The transformer is a fundamental building block in deep learning, and the attention mechanism is the transformer's core component. Self-supervised speech representation learning (SSRL) represents a popular use-case for the transformer architecture. Due to transformers' acausal behavior, the use of transformers for SSRL has been predominantly focused on acausal applications. However, several media processing problems, such as speech processing, require real-time solutions. In this paper, we present an implementation of the attention module that enables training of SSRL architectures with low compute and memory requirements, while allowing real-time inference with low and fixed latency. The attention module proposed in this paper includes two components, streaming attention (SA) and low-latency streaming attention (LLSA). The SA represents our proposal for an efficient streaming SSRL implementation, while the LLSA solves the latency build-up problem of other streaming attention architectures, such as the masked acausal attention (MAA), guaranteeing a latency equal to one layer even when multiple layers are stacked. We present a comparative analysis between the vanilla attention, which we will refer here as acausal attention (AA), the SA, and the LLSA, by training a streaming SSRL with automatic speech recognition as downstream task.
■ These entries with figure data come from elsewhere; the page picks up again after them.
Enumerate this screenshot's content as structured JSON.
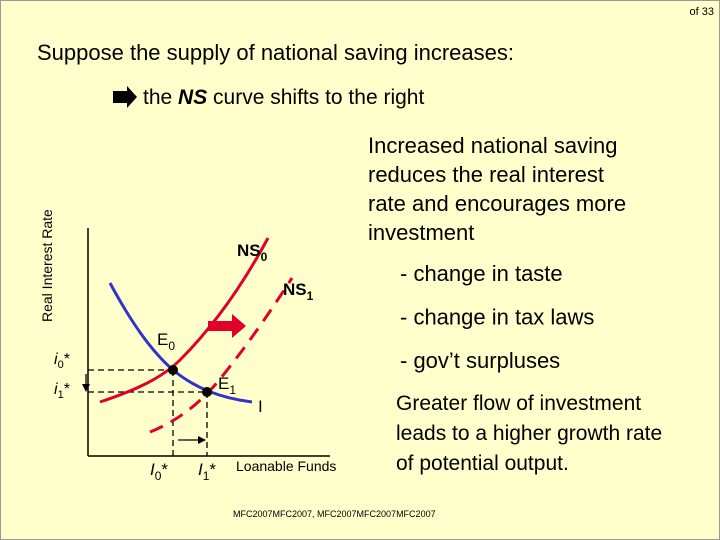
{
  "page_number": "of 33",
  "title": "Suppose the supply of national saving increases:",
  "subtitle": {
    "prefix": "the ",
    "emphasis": "NS",
    "suffix": " curve shifts to the right"
  },
  "diagram": {
    "y_axis_label": "Real Interest Rate",
    "x_axis_label": "Loanable Funds",
    "ns0_label": {
      "base": "NS",
      "sub": "0"
    },
    "ns1_label": {
      "base": "NS",
      "sub": "1"
    },
    "investment_label": "I",
    "e0_label": {
      "base": "E",
      "sub": "0"
    },
    "e1_label": {
      "base": "E",
      "sub": "1"
    },
    "i0_label": {
      "base": "i",
      "sub": "0",
      "star": "*"
    },
    "i1_label": {
      "base": "i",
      "sub": "1",
      "star": "*"
    },
    "I0_label": {
      "base": "I",
      "sub": "0",
      "star": "*"
    },
    "I1_label": {
      "base": "I",
      "sub": "1",
      "star": "*"
    }
  },
  "explanation": [
    "Increased national saving",
    "reduces the real interest",
    "rate and encourages more",
    "investment"
  ],
  "causes": [
    "- change in taste",
    "- change in tax laws",
    "- gov’t surpluses"
  ],
  "conclusion": [
    "Greater flow of investment",
    "leads to a higher growth rate",
    "of potential output."
  ],
  "footer": "MFC2007MFC2007, MFC2007MFC2007MFC2007"
}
When training on librispeech-clean-100 and testing on librispeech-test-clean, our low-latency attention module has a word error rate (WER) of 5.84%, which represents a significant improvement over the MAA (WER = 13.82%). Our implementation also reduces the inference latency from 1.92 to 0.16 seconds. The proposed low-latency module preserves many of the benefits of conventional acausal transformers, but also enables latency characteristics that make it applicable to real-time streaming applications.
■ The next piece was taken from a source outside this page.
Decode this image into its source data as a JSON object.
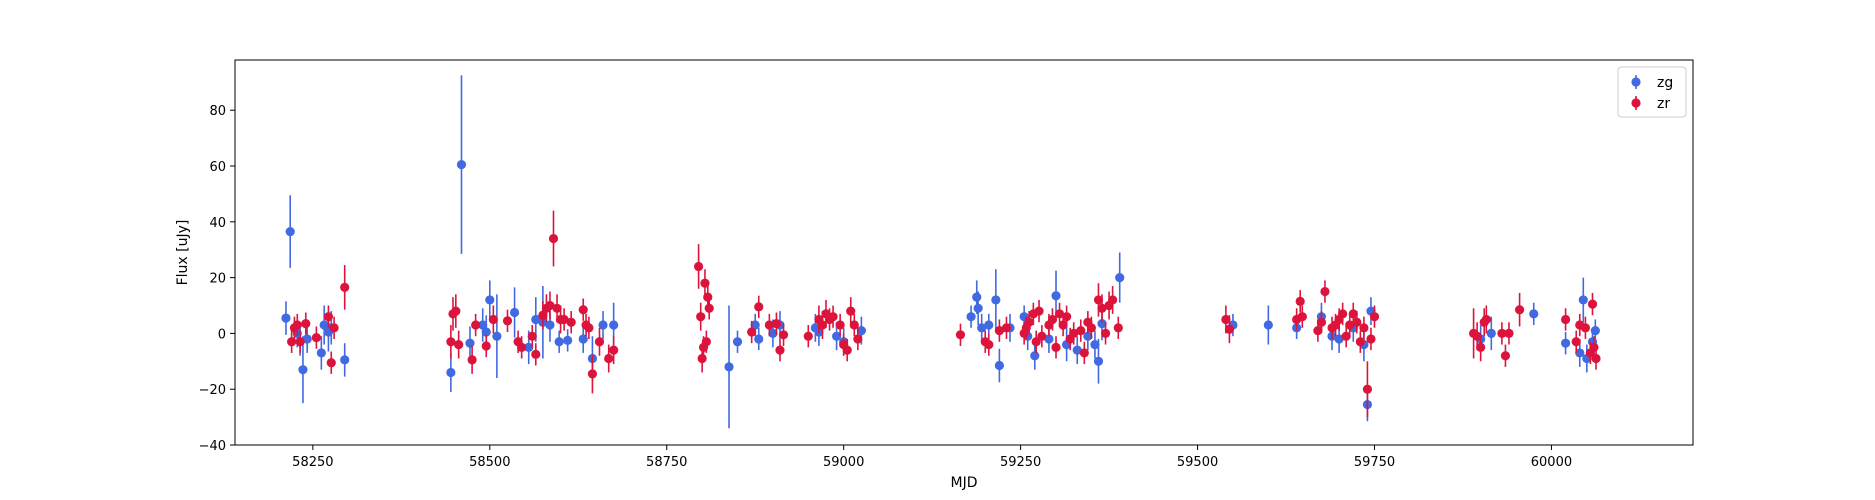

翻译：Transformer是深度学习中的基础构建模块，而注意力机制是Transformer的核心组件。自监督语音表示学习（SSRL）是Transformer架构的典型应用场景。由于Transformer的非因果特性，其在SSRL中的应用主要集中于非因果场景。然而，语音处理等多项媒体处理任务需要实时解决方案。本文提出一种注意力模块实现方案，该方案能够以低计算和内存需求训练SSRL架构，同时支持低且固定的延迟实时推理。本文提出的注意力模块包含两个组件：流式注意力（SA）和低延迟流式注意力（LLSA）。SA代表了我们对于高效流式SSRL实现的方案，而LLSA则解决了其他流式注意力架构（如掩蔽非因果注意力MAA）存在的延迟累积问题，确保即使在多层堆叠时，延迟仍保持与单层一致。我们通过训练以自动语音识别为下游任务的流式SSRL，对标准注意力（本文称为非因果注意力AA）、SA和LLSA进行了对比分析。在librispeech-clean-100上训练并在librispeech-test-clean上测试时，我们的低延迟注意力模块词错误率（WER）为5.84%，显著优于MAA（WER=13.82%）。我们的实现还将推理延迟从1.92秒降低至0.16秒。所提出的低延迟模块不仅保留了传统非因果Transformer的诸多优势，还具备适用于实时流式应用的延迟特性。